Our data preprocessing involved dropping rows/columns with missing values, one-hot encoding categorical features, splitting data into train and test sets, and scaling data using StandardScaler().

def preprocess_inputs(df):
    df = df.copy()
    
    # Drop unused columns
    df = df.drop(['rowid', 'kepid', 'kepoi_name', 'kepler_name', 'koi_pdisposition', 'koi_score'], axis=1)
    
    # Limit target values to CANDIDATE and CONFIRMED
    false_positive_rows = df.query("koi_disposition == 'FALSE POSITIVE'").index
    df = df.drop(false_positive_rows, axis=0).reset_index(drop=True)
    
    # Drop columns with all missing values
    df = df.drop(['koi_teq_err1', 'koi_teq_err2'], axis=1)
    
    # Fill remaining missing values
    df['koi_tce_delivname'] = df['koi_tce_delivname'].fillna(df['koi_tce_delivname'].mode()[0])
    for column in df.columns[df.isna().sum() > 0]:
        df[column] = df[column].fillna(df[column].mean())
    
    # One-hot encode koi_tce_delivname column
    delivname_dummies = pd.get_dummies(df['koi_tce_delivname'], prefix='delivname')
    df = pd.concat([df, delivname_dummies], axis=1)
    df = df.drop('koi_tce_delivname', axis=1)
    
    # Split df into X and y
    y = df['koi_disposition']
    X = df.drop('koi_disposition', axis=1)
    
    # Train-test split
    X_train, X_test, y_train, y_test = train_test_split(X, y, train_size=0.7, shuffle=True, random_state=1)
    
    # Scale X
    scaler = StandardScaler()
    scaler.fit(X_train)
    X_train = pd.DataFrame(scaler.transform(X_train), index=X_train.index, columns=X_train.columns)
    X_test = pd.DataFrame(scaler.transform(X_test), index=X_test.index, columns=X_test.columns)
    
    return X_train, X_test, y_train, y_test
X_train, X_test, y_train, y_test = preprocess_inputs(data)

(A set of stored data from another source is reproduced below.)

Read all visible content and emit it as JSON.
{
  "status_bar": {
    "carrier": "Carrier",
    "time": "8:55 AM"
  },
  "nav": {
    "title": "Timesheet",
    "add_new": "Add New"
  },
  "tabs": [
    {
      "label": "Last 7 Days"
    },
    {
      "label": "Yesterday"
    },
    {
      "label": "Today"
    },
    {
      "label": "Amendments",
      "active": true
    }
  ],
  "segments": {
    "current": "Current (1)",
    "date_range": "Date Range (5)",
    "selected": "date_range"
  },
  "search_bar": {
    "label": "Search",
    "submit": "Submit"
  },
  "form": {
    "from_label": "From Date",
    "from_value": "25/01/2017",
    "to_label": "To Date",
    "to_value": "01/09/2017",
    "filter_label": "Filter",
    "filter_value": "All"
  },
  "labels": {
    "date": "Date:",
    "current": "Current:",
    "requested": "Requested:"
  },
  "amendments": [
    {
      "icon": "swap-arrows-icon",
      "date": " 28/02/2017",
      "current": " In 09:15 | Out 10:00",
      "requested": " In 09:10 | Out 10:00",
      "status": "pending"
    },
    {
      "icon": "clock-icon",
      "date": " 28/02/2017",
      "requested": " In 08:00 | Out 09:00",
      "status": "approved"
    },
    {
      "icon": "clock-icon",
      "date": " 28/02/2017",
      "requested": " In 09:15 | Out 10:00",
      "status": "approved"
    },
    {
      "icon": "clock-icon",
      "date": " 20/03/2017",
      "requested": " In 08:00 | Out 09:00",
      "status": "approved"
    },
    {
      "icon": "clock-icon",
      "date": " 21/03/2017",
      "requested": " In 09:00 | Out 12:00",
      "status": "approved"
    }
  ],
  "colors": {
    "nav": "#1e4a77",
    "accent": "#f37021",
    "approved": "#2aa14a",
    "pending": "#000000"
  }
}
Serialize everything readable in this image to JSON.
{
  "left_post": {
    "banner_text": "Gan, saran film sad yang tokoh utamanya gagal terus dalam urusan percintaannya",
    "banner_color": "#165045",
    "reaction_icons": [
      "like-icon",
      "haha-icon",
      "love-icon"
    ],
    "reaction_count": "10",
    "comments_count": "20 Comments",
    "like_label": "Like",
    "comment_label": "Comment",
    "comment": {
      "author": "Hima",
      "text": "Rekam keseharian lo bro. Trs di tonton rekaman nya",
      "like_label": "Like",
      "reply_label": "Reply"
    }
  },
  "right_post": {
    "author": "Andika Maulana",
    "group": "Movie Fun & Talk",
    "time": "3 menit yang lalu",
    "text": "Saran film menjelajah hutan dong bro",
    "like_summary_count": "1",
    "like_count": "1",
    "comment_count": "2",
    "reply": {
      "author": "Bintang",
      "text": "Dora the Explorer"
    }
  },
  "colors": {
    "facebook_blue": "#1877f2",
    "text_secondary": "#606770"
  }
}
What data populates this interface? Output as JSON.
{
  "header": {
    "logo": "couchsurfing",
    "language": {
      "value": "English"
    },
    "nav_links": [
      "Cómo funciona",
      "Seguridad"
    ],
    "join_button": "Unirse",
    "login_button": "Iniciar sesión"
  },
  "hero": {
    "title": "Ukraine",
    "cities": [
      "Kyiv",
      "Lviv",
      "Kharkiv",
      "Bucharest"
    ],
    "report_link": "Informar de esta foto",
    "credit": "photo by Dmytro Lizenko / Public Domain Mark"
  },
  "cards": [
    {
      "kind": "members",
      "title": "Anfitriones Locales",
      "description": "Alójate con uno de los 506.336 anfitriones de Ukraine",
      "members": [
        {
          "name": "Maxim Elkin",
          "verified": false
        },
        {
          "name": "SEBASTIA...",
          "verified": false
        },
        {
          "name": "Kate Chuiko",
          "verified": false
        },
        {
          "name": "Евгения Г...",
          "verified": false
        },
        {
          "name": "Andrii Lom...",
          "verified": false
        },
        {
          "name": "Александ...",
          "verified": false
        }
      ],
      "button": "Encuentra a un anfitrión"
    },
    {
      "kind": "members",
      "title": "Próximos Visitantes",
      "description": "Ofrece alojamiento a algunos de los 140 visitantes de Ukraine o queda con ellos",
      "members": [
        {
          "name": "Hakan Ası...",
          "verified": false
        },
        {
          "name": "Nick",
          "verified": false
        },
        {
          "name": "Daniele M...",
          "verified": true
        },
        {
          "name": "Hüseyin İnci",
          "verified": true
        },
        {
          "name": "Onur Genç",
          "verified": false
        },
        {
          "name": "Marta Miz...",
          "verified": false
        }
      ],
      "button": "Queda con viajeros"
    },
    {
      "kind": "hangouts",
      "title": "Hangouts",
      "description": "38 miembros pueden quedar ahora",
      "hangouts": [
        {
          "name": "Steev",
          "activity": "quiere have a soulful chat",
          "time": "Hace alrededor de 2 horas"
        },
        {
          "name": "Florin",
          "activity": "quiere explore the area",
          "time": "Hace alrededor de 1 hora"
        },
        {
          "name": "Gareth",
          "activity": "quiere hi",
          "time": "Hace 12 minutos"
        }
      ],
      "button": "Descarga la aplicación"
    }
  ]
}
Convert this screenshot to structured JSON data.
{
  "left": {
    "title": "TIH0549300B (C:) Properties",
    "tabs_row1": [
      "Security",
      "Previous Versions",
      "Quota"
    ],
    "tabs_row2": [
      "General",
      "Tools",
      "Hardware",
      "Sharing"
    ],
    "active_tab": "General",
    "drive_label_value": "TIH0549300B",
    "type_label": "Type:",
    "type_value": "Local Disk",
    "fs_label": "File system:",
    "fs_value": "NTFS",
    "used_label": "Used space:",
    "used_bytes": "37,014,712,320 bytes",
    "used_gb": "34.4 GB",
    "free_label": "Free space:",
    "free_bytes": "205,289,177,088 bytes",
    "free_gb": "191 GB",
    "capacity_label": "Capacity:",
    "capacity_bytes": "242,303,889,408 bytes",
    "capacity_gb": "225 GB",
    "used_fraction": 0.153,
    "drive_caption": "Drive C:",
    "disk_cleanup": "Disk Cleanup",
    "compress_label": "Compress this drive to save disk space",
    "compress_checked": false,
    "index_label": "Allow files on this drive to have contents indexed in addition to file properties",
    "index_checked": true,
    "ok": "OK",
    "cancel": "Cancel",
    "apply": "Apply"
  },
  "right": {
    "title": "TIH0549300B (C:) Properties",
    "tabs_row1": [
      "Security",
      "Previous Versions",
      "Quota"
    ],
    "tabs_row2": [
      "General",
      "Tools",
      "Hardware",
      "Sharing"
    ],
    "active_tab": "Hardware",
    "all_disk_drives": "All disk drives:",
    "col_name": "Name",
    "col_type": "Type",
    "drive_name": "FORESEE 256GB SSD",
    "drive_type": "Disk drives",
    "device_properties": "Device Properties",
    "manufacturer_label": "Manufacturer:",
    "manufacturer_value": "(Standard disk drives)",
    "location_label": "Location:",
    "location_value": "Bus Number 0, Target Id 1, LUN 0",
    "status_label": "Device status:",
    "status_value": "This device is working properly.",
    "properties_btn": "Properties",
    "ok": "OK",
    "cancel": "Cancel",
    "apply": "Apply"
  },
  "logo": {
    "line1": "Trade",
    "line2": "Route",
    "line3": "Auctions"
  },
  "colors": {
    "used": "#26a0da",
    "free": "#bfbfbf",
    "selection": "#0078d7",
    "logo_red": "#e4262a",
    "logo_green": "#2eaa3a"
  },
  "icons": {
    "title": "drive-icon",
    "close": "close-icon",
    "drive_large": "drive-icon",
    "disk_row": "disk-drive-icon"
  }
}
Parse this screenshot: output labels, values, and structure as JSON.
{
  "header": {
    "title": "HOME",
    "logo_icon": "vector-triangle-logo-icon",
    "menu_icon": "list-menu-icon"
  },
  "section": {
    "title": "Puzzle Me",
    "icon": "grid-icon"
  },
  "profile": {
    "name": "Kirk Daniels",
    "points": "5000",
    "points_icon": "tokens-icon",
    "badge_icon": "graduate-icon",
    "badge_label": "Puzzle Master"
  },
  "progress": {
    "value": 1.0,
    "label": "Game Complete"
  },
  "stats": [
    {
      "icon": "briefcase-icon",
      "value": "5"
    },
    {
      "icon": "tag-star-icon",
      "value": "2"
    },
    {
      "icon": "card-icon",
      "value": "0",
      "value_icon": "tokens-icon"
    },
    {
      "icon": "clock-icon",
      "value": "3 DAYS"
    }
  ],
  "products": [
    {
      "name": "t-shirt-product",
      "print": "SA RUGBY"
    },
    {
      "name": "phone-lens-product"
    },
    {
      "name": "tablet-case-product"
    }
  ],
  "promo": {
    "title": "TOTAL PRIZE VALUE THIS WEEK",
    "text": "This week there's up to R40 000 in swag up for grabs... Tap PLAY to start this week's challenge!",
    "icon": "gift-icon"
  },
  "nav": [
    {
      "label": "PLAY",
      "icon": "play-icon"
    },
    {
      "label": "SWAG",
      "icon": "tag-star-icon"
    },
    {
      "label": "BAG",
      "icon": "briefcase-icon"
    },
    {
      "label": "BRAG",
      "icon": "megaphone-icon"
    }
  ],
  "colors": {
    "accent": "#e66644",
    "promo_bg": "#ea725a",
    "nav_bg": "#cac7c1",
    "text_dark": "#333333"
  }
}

Finally, Training the ML Models:

We train the following ML Algorithms on the above-preprocessed data:

Logistic Regression, Neural Network — MLP Classifier, Random Forest Classifier and Gradient Boosting Classifier.

models = {
    "Logistic Regression": LogisticRegression(),
    "     Neural Network": MLPClassifier(),
    "      Random Forest": RandomForestClassifier(),
    "  Gradient Boosting": GradientBoostingClassifier(),
}

for name, model in models.items():
    model.fit(X_train, y_train)
    print(name + " trained.")

Analysing Model Performance

The ML Algorithms: We applied various ML algorithms, including Logistic Regression, Neural Network (MLP Classifier), Random Forest Classifier, and Gradient Boosting Classifier.

models = {
    "Logistic Regression": LogisticRegression(),
    "     Neural Network": MLPClassifier(),
    "      Random Forest": RandomForestClassifier(),
    "  Gradient Boosting": GradientBoostingClassifier(),
}

for name, model in models.items():
    model.fit(X_train, y_train)
    print(name + " trained.")

Performance Metrics: We evaluate these models based on accuracy, precision, F1-score, and recall metrics.

def get_classifications(y_test, y_pred, positive_label='CONFIRMED'):
    tp = 0
    fn = 0
    fp = 0
    tn = 0
    
    for y_t, y_p in zip(y_test, y_pred):
        if y_t == positive_label:
            if y_p == positive_label:
                tp += 1
            else:
                fn += 1
        else:
            if y_p == positive_label:
                fp += 1
            else:
                tn += 1
    
    return tp, fn, fp, tn

def get_accuracy(tp, fn, fp, tn):
    acc = (tp + tn) / (tp + fn + fp + tn)
    return acc

def get_precision(tp, fn, fp, tn):
    precision = tp / (tp + fp)
    return precision

def get_recall(tp, fn, fp, tn):
    recall = tp / (tp + fn)
    return recall

def get_f1_score(tp, fn, fp, tn):
    precision = get_precision(tp, fn, fp, tn)
    recall = get_recall(tp, fn, fp, tn)
    f1_score = (2 * precision * recall) / (precision + recall)
    return f1_score

Choosing the Best Model

After rigorous analysis, we conclude that the Gradient Boost Classifier boasts the highest accuracy, making it our top choice for exoplanet detection in future data.